When did you become a Brown doubter?


    Is it just recently or have you thought so all along?

It’s becoming very difficult to find anybody any more who still says positive things about Gordon Brown’s electability. One after another in recent months former great supporters of the ex-Chancellor have come to the same conclusion about the man they cheered into Downing Street at the end of June last year.

But when did you start to realise that he did not have it? When did you conclude that Labour would be heading for a disaster under his leadership?

The Brown-loyalists, in public at least, still argue that all is due to the economic down-turn and that if Labour can convince the public that it’s world events and it’s not Labour’s fault then it will all be OK.

That is clutching at straws – the reality is that they cannot distance themselves from the man for even if the economy was still going strong I think Gordon would still be in trouble.

I am very struck by Alan Watkins in the Independent on Sunday this morning.

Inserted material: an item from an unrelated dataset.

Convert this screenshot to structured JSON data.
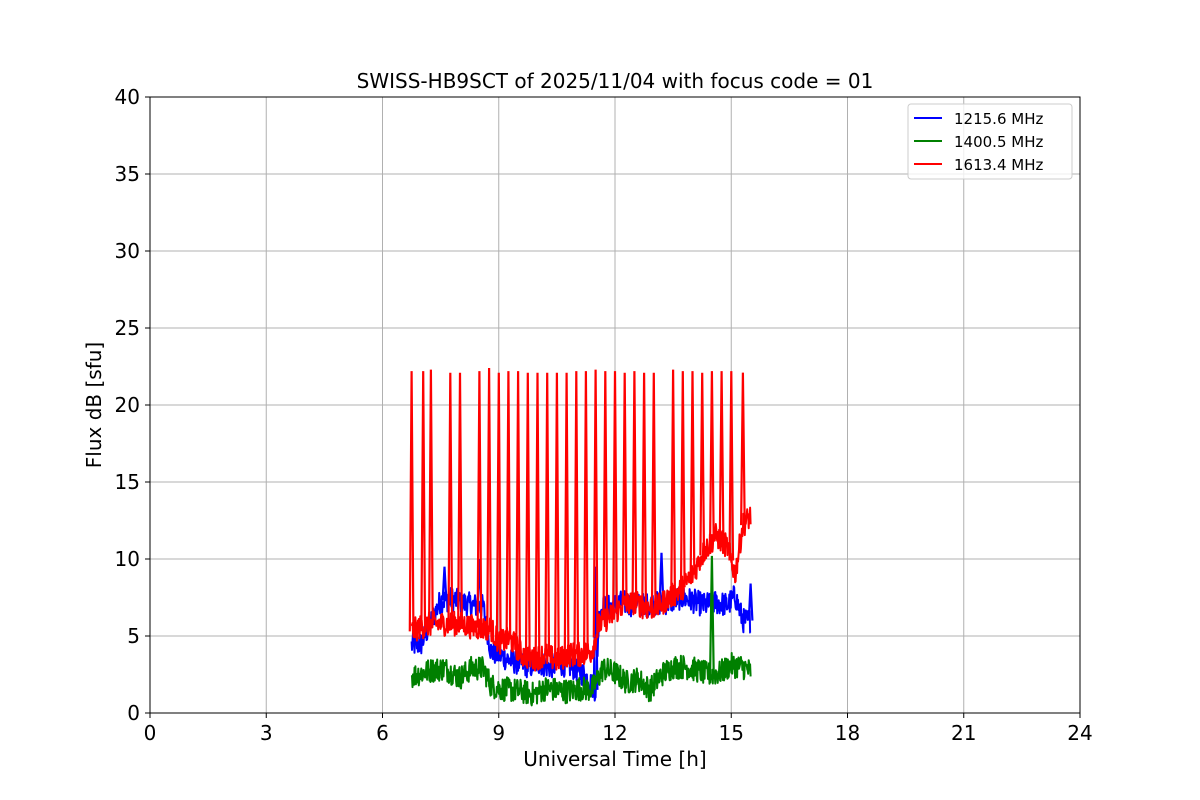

He writes: “Towards the middle of his Chancellorship, as I was listening to a Budget performance, the thought occurred to me: This man is unable to make a speech. He rushes his sentences. He gabbles his words. His pronunciation is grotesque: nothing to do with being Scottish, for most speakers from the Celtic nations have a natural declamatory gift, but perfectly ordinary words come out mangled..More than this (so I thought at the time), Mr Brown cannot be bothered to learn. He lacks any courtesy to his audience. He is content to plough on, and we are lucky to be allowed to listen to his words at all.”

To me, as those who have been visiting the site for long will have read, Gordon has always been an appalling communicator. But it’s Watkins’s“..can’t be bothered to learn. He lacks any courtesy to his audience..” that really strikes home.

Poor communicators, like Maggie Thatcher, can work hard at their style and improve. Gordon simply doesn’t see this as being important. The result is a man simply unable to be a coherent leader in the modern age.

The only issues now are when and how he departs.